IWOCL 2017 OpenCL Wraps Up, OpenCL-V For Vulkan Makes Waves

Written by Michael Larabel in Standards on 21 May 2017 at 08:45 AM EDT. 5 Comments
STANDARDS
The annual International Workshop on OpenCL (IWOCL) conference has concluded this week in Toronto. Slides and other materials from this leading OpenCL conference are now available.

The big news of the week was the release of OpenCL 2.2 and the open-sourcing of the OpenCL CTS. As mentioned in that article, they also briefly mentioned the possibility of OpenCL and Vulkan merging in the future with there being some overlap due to both APIs basing on the SPIR-V intermediate representation and Vulkan already exposing some compute capabilities.

Neil Trevett of Khronos delivered a state of OpenCL talk. In there he discussed requirements for "OpenCL Next" and mentions how Vulkan covers most of their requirements already from SPIR-V ingestion, low-level explicit API, wide adoption, proper tooling, low-latency multi-threaded dispatch, and more. What Vulkan lacks though from the OpenCL perspective are OpenCL 2.x-class compute capabilities and support for diverse processor types.

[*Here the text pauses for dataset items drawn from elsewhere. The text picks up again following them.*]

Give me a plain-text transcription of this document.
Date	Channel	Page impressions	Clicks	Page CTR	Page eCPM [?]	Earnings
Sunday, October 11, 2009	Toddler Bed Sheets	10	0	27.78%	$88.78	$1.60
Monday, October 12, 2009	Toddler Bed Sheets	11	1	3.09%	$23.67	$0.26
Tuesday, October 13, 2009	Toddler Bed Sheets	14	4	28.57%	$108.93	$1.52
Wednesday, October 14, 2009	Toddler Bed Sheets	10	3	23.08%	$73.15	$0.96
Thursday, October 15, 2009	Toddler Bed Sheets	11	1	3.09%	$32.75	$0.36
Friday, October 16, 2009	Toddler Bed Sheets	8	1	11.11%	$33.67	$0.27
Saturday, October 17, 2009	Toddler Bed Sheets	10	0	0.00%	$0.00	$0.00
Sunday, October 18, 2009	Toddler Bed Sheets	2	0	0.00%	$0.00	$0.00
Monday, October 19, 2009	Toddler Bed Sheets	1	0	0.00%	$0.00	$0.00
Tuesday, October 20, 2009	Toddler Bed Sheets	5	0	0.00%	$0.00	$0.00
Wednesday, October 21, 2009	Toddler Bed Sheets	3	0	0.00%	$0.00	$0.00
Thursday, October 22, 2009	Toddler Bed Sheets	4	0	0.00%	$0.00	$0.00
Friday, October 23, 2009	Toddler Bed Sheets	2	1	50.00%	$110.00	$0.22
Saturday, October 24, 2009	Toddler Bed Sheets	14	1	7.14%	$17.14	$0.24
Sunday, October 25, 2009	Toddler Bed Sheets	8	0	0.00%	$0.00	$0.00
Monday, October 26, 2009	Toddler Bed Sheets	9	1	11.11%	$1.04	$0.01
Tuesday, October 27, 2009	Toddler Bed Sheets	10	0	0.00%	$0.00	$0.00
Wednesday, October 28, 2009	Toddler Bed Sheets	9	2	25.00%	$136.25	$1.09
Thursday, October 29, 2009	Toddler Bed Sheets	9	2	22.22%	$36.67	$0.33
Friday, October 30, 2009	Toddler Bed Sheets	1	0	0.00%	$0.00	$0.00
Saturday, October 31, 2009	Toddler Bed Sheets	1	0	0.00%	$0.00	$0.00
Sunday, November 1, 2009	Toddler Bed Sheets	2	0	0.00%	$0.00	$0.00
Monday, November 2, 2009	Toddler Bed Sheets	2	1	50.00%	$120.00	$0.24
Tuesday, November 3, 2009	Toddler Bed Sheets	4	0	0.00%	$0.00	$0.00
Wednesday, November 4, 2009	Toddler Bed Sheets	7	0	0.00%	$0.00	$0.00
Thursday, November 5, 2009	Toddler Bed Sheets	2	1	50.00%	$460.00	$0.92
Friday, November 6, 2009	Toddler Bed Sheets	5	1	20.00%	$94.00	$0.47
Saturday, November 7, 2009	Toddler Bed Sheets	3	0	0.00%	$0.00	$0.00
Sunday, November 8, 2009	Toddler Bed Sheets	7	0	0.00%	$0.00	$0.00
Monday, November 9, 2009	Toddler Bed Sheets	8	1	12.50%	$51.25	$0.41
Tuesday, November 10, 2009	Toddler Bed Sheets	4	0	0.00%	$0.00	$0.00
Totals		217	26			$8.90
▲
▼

Trevett referred to it as "OpenCL-V" for OpenCL and Vulkan conference. But for any convergence to happen, more devices like FPGAs and DSPs would need to gain Vulkan support, albeit making the Vulkan graphics support optional. However, a lot of this is still up in the air and will depend upon Khronos members and working groups to figure out the SPIR-V path forward in the months ahead.

Neil's presentation slides can be found here.

There are also various other OpenCL slides from IWOCL 2017 that can be viewed via the conference site. This is also where the new "Coriander" project was talked about for letting CUDA run over OpenCL, as covered earlier this morning on Phoronix.